While medicine has achieved profound, astonishing victories and achievements in the previous decades, this should not be the foundation for end-of-life care. An unwavering belief in medicine’s ability to fight death can result in arrogance and a lack of recognition of the nuances of aging: there is more to life than simply being alive.

“The problem with medicine and the institutions it has spawned for the care of the sick and the old is not that they have had an incorrect view of what makes life significant. The problem is that they have had almost no view at all….Medical professionals concentrate on the repair of health, not sustenance of the soul…yet…we have decided that they should be the ones who largely define how we live in our waning days.”

Gawande explains further how hospice care and palliative care remain tantamount in allowing people to live and die well. Helping dying patients achieve a comfortable state — as opposed to forcing them through arduous treatments accompanied with a promise of staying alive longer — is the focus of the second half of the book. Gawande shares the story of his own father’s death and the difficult decline beforehand due to a spinal tumor.

Primarily, he explains, it is acknowledging the uncertainties rather than maintaining arrogance in the guise of confidence that helped smooth the process with his father. Gawande asked his father, also a surgeon, “How much are you willing to go through to have a chance at living longer?” This honest, difficult question helped Gawande’s entire family achieve peace of mind.

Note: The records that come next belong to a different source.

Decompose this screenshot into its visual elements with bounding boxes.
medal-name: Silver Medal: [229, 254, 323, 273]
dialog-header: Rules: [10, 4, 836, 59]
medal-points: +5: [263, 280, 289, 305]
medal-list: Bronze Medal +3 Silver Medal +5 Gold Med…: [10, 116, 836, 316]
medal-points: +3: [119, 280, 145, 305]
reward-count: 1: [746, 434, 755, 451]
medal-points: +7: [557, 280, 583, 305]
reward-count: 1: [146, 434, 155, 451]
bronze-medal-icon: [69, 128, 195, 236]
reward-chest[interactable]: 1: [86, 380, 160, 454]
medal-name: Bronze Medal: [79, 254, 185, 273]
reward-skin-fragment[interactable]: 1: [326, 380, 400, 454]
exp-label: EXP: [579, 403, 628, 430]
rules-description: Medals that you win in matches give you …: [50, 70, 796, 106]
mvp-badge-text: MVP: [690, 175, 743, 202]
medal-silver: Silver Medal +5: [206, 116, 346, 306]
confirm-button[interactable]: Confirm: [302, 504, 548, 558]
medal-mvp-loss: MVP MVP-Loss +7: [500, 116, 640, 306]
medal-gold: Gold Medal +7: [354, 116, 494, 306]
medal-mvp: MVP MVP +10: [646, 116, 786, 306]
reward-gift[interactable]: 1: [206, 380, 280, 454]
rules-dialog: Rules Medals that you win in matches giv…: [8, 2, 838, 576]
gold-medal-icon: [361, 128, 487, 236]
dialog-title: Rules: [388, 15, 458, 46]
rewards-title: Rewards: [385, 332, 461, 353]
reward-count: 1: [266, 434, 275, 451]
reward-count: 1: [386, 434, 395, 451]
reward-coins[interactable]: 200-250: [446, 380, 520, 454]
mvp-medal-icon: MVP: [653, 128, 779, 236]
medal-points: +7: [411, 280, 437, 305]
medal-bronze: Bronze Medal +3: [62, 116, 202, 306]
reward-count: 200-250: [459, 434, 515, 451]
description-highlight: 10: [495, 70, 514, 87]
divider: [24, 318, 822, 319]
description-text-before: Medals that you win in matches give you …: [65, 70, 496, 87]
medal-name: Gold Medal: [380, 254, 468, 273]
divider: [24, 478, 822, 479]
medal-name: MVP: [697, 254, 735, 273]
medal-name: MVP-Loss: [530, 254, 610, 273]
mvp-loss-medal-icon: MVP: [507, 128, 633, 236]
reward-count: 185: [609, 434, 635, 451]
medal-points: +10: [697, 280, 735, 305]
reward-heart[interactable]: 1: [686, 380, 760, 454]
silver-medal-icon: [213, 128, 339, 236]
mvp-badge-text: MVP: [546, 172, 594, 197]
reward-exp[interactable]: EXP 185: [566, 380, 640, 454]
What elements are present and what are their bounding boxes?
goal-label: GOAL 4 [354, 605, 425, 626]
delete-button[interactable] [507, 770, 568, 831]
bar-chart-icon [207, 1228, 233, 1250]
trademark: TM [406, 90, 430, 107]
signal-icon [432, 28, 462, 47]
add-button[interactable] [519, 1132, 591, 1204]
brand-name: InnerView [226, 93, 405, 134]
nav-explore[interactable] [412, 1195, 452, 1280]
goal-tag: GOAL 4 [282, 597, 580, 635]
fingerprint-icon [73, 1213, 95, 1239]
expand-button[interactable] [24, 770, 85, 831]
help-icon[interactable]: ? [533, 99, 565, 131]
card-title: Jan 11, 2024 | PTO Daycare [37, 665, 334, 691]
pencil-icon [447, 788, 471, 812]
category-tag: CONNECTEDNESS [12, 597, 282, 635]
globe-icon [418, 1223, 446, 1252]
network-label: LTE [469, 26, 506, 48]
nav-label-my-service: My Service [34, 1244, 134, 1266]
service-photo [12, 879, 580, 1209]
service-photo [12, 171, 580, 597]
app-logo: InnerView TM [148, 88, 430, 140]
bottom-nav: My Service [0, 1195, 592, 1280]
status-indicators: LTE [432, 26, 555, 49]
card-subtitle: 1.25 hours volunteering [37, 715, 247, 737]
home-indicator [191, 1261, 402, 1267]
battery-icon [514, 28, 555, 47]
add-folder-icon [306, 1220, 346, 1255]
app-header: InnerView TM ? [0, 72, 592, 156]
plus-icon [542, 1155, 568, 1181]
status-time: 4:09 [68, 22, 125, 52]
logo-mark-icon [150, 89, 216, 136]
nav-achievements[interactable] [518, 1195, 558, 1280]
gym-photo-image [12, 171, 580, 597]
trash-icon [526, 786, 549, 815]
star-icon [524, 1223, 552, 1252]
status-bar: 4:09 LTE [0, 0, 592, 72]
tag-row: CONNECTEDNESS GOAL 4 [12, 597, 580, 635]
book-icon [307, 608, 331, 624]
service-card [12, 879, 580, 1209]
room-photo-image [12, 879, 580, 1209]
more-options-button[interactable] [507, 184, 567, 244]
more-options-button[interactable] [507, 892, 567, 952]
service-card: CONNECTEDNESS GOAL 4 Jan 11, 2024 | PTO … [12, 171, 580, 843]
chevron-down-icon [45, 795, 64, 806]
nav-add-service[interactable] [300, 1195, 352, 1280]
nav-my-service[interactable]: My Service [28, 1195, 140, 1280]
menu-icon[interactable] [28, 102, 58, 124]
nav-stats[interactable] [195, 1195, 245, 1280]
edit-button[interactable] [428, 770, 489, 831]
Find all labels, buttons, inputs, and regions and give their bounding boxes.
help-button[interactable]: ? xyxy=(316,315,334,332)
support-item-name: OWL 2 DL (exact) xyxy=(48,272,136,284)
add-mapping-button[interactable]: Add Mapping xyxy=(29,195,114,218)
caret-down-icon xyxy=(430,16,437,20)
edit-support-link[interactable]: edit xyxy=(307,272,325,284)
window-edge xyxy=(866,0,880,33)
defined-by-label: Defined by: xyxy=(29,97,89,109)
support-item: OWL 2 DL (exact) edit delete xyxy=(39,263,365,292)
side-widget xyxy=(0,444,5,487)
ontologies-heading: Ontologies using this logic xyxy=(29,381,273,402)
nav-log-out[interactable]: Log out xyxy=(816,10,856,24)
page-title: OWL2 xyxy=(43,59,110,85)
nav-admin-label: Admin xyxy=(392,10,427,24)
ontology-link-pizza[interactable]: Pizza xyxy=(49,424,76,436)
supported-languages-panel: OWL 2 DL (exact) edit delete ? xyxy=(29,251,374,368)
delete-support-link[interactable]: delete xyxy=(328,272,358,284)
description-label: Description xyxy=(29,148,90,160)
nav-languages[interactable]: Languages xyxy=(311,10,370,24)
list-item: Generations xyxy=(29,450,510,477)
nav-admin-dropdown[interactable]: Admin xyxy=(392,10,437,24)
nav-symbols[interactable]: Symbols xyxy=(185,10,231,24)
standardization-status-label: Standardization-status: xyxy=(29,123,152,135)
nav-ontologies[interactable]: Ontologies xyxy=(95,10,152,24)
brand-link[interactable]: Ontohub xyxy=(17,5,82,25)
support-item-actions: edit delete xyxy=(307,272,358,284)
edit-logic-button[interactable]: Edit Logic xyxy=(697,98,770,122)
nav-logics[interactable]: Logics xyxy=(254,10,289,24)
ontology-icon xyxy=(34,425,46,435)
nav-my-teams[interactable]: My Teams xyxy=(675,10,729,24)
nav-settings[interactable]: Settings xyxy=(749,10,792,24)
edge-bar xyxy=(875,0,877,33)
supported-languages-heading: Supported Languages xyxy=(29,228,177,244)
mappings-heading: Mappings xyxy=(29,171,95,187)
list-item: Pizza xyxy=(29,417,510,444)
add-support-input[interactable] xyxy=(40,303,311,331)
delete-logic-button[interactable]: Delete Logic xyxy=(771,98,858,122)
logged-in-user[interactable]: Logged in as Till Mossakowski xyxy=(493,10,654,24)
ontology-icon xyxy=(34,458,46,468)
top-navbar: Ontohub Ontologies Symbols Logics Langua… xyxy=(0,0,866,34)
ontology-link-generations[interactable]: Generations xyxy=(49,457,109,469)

By giving his father autonomy up to his final moments, Gawande explains that, at our core, we all desire to be the authors to our own narrative that is our life. Medical professionals aren’t there to rewrite or interfere with our respective narratives, but they are there to help facilitate our own telling of our finale. Doctors must focus on helping the dying and aged tell their own endings to their stories.

In an altogether moving, resonating book, Atul Gawande details how society — the people and the doctors that comprise it — must reevaluate our view of aging, dying, and end-of-life care. Living well requires dying well, and part of dying well is allowing those on their deathbed to continue authoring their own story up to the final pages.

As Gawande poignantly puts it:

“All we ask is to be allowed to remain the writers of our own story. That story is ever changing. Over the course of our lives, we may encounter unimaginable difficulties. Our concerns and desires may shift. But whatever happens, we want to retain the freedom to shape our lives in ways consistent with our character and loyalties.

This is why the betrayals of body and mind that threaten to erase our character and memory remain among our most awful tortures. The battle of being mortal is the battle to maintain the integrity of one’s life — to avoid becoming so diminished or dissipated or subjugated that who you are becomes disconnected from who you were or who you want to be.”